Perched on the corner of Josh and Jocelyn Hirschfeld's bedroom dresser, a new deluxe gun safe sits right next to their framed wedding and family photos. Josh places his fingertips on the safe's slots and taps out a combination. The door pops open, a light goes on and the 36-year-old real estate agent grabs his new 9-millimeter handgun and snaps in a 19-round magazine.He purchased his first handgun just days after the Sandy Hook school massacre, fighting the frenzied crowds that have swamped gun shops and flooded sheriff's offices around the country with record numbers of firearm-permit requests in the five weeks since the Connecticut bloodshed.
"I'm not a commando and I'm not Bruce Willis," Hirschfeld said. "I'm just a normal guy who wants a chance to protect his family and fears his rights might get taken away."
With President Obama vowing to tighten gun regulations, and a reluctant Congress poised to debate a ban on assault rifles and high-capacity ammunition magazines, the Hirschfelds are among thousands of Minnesotans arming themselves in historic numbers a decade after the state started allowing average citizens to carry guns.
"The political rhetoric on both sides is moving, and suddenly we have this mass insurgence of people wanting to purchase guns and get permits," said Cmdr. Paul Sommer, who oversees gun licensing for the Anoka County Sheriff's Office. "We call it panic buying. It's not the first spike we've seen, but it's the most dramatic."

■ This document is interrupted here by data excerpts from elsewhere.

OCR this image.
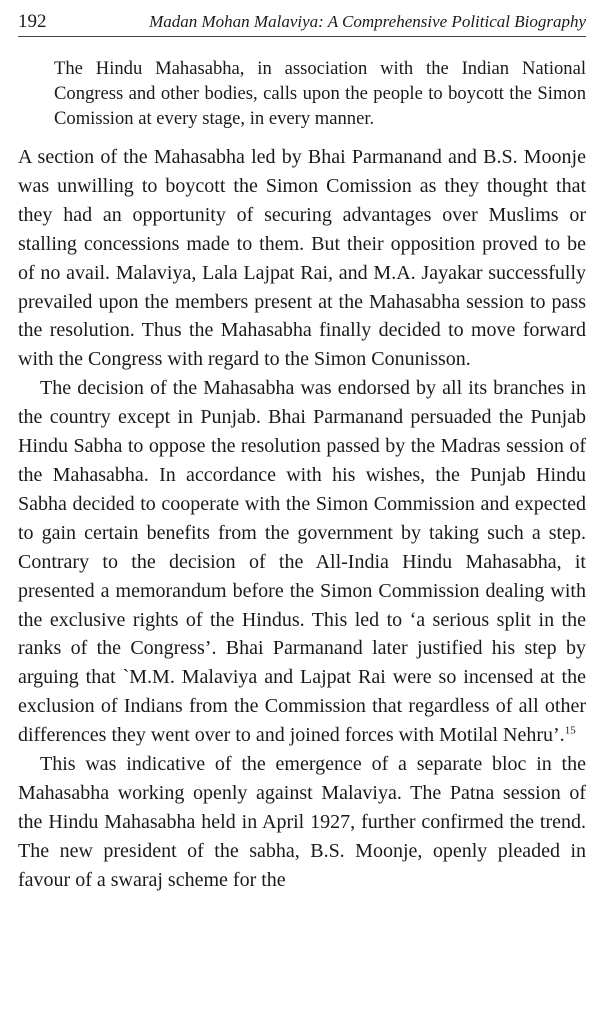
192	Madan Mohan Malaviya: A Comprehensive Political Biography

The Hindu Mahasabha, in association with the Indian National Congress and other bodies, calls upon the people to boycott the Simon Comission at every stage, in every manner.

A section of the Mahasabha led by Bhai Parmanand and B.S. Moonje was unwilling to boycott the Simon Comission as they thought that they had an opportunity of securing advantages over Muslims or stalling concessions made to them. But their opposition proved to be of no avail. Malaviya, Lala Lajpat Rai, and M.A. Jayakar successfully prevailed upon the members present at the Mahasabha session to pass the resolution. Thus the Mahasabha finally decided to move forward with the Congress with regard to the Simon Conunisson.

The decision of the Mahasabha was endorsed by all its branches in the country except in Punjab. Bhai Parmanand persuaded the Punjab Hindu Sabha to oppose the resolution passed by the Madras session of the Mahasabha. In accordance with his wishes, the Punjab Hindu Sabha decided to cooperate with the Simon Commission and expected to gain certain benefits from the government by taking such a step. Contrary to the decision of the All-India Hindu Mahasabha, it presented a memorandum before the Simon Commission dealing with the exclusive rights of the Hindus. This led to ‘a serious split in the ranks of the Congress’. Bhai Parmanand later justified his step by arguing that `M.M. Malaviya and Lajpat Rai were so incensed at the exclusion of Indians from the Commission that regardless of all other differences they went over to and joined forces with Motilal Nehru’.$^{15}$

This was indicative of the emergence of a separate bloc in the Mahasabha working openly against Malaviya. The Patna session of the Hindu Mahasabha held in April 1927, further confirmed the trend. The new president of the sabha, B.S. Moonje, openly pleaded in favour of a swaraj scheme for the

Across the country, firearms industry analysts point to soaring numbers -- including first-time gun buyers now making up a quarter of all sales and nearly 75 percent of gun retailers reporting sales boosts over last year. Minnesotans are riding that same wave, prompting more than 25,000 law enforcement queries tied to permit applications since Dec. 18. That's more than double the 10,681 checks run for permits during the same period a year ago, according the latest Bureau of Criminal Apprehension statistics.
Those burgeoning numbers worry gun control advocates, who are puzzled that the reaction to the Newtown tragedy has been this massive firearms buildup.
"The National Rifle Association has trained its members that common-sense gun laws are some kind of foot in the door leading to gun confiscation," said Brent Gurtek, who makes and sells guns at his French River Muzzleloaders outlet north of Duluth. An avid hunter and gun aficionado, he hopes the Newtown legacy includes closing loopholes in current federal gun policy.
Sommer now uses the terms pre-Sandy Hook and post-Sandy Hook to describe the changed gun-buying landscape since the elementary school shooting suddenly moved the gun control issue to the front burner -- from the White House to Hirschfeld's two-story house in St. Cloud.